Because of the difficulty in replicating low-dose studies (those at exposure levels typical of the everyday environment), and the attendant uncertainty over whether they represent a real phenomenon, EPA does not intend to assess low-dose effects as part of the EDSP. Yet in terms of protecting public health, low-dose effects are the key issue. Human exposures to chemicals are typically hundreds to thousands of times lower than levels expected to be toxic based on "classical" toxicology studies. Thus, if there are no adverse low-dose effects, the EDSP is unlikely to generate new policy-relevant information, and the funds spent on the program (potentially billions of dollars) will have been wasted. At the same time, the EDSP has great potential to spuriously stigmatize chemicals that are genuinely safe, which could ultimately harm consumers by raising the costs of foods and other consumer products produced with the aid of the relevant chemicals.
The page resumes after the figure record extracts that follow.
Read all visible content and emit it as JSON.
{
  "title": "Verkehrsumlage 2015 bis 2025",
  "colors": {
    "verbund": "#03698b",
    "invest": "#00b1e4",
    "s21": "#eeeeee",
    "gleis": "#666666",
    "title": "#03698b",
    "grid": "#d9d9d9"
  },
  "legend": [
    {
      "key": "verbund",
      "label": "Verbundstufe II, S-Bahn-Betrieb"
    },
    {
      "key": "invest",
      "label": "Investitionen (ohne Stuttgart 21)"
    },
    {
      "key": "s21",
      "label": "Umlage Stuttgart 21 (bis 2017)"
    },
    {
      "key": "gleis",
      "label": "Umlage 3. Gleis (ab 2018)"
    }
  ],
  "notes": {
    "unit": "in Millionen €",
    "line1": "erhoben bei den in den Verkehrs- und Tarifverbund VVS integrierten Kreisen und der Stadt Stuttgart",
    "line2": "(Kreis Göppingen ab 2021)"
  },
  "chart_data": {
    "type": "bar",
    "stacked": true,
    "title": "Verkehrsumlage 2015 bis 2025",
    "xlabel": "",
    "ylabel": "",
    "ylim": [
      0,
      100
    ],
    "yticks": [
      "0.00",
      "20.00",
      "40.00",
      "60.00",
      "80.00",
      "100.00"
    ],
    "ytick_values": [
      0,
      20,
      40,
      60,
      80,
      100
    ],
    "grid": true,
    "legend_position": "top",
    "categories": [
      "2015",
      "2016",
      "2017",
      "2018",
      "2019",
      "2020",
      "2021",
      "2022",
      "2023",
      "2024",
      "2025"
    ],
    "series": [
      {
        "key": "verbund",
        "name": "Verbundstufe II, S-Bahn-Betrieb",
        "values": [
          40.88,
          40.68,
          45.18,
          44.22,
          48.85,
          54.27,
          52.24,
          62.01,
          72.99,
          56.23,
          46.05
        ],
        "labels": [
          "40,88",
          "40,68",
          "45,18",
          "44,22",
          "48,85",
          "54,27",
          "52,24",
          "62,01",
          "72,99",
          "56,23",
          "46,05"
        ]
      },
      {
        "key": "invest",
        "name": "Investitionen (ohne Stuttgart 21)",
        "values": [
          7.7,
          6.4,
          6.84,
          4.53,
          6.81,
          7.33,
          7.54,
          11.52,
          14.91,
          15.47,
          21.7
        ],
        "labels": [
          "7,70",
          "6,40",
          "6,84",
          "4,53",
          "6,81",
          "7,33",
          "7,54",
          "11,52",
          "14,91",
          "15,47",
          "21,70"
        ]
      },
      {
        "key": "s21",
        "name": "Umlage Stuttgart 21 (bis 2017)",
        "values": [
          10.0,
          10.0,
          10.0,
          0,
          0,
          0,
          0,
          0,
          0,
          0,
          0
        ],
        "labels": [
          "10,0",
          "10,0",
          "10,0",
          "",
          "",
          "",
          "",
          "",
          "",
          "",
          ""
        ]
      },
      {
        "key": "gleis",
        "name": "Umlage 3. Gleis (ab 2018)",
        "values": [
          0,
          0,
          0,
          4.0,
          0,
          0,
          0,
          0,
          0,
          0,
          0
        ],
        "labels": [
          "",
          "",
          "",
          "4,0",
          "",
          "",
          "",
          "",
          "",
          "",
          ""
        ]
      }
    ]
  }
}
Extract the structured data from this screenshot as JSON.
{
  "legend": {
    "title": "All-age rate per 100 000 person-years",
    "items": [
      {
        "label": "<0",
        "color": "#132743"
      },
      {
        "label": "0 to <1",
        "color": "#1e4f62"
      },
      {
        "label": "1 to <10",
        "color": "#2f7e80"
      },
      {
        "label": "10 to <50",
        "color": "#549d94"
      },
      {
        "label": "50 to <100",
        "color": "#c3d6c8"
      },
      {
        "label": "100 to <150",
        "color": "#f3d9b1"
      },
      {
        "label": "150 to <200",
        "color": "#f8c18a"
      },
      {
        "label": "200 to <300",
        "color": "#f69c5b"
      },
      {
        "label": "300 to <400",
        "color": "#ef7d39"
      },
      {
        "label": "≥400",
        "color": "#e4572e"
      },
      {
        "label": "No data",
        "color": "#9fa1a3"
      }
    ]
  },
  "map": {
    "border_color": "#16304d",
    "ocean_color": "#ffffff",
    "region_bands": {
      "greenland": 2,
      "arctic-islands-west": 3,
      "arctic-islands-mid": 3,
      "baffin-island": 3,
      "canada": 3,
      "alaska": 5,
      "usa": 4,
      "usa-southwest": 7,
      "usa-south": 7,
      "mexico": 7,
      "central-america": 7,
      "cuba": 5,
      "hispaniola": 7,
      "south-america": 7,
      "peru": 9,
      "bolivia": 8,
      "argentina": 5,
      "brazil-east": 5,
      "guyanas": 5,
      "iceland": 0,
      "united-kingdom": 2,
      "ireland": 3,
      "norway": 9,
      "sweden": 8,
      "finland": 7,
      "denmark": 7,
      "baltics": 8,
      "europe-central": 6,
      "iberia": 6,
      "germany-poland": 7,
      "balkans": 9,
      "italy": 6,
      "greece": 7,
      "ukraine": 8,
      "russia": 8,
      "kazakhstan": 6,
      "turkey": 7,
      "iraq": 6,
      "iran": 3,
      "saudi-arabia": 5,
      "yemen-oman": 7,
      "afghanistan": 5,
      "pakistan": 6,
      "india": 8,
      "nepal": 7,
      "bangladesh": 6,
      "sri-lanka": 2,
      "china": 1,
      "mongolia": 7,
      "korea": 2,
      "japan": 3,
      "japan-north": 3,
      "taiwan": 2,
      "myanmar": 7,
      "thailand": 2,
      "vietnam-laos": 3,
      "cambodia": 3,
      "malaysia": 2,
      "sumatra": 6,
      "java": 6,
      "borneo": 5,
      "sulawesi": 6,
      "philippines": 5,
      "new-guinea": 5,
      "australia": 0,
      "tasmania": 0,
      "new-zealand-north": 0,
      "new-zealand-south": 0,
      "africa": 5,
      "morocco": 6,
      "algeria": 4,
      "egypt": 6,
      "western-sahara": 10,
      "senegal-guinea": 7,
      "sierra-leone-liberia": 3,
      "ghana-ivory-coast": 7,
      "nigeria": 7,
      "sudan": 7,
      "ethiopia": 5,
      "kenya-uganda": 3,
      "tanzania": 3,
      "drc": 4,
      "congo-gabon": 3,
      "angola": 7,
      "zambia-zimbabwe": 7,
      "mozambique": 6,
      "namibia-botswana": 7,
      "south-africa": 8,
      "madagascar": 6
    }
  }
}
A large-scale chemical screening program would thus be useful only if the evidence suggests that low-dose effects exist.

Thus, EPA should limit the EDSP only to those chemicals for which testing is mandated, and include only those additional chemicals for which low-dose effects have been reported in at least one laboratory animal study in the peer-reviewed literature that used realistic routes of exposure. The first 50-100 chemicals should include a broad universe that samples a range of expected endocrine activity, biochemical modes of action, and toxicity. The selection process should also ensure inclusion of chemicals with widespread human exposure, but for which there are few or no toxicity data.

Though not mandated by statute, EPA would do a greater service to public health by focusing some resources on assessing whether low-dose effects actually occur in mammals and under what conditions and species, and, if so, whether the observed effects are adverse.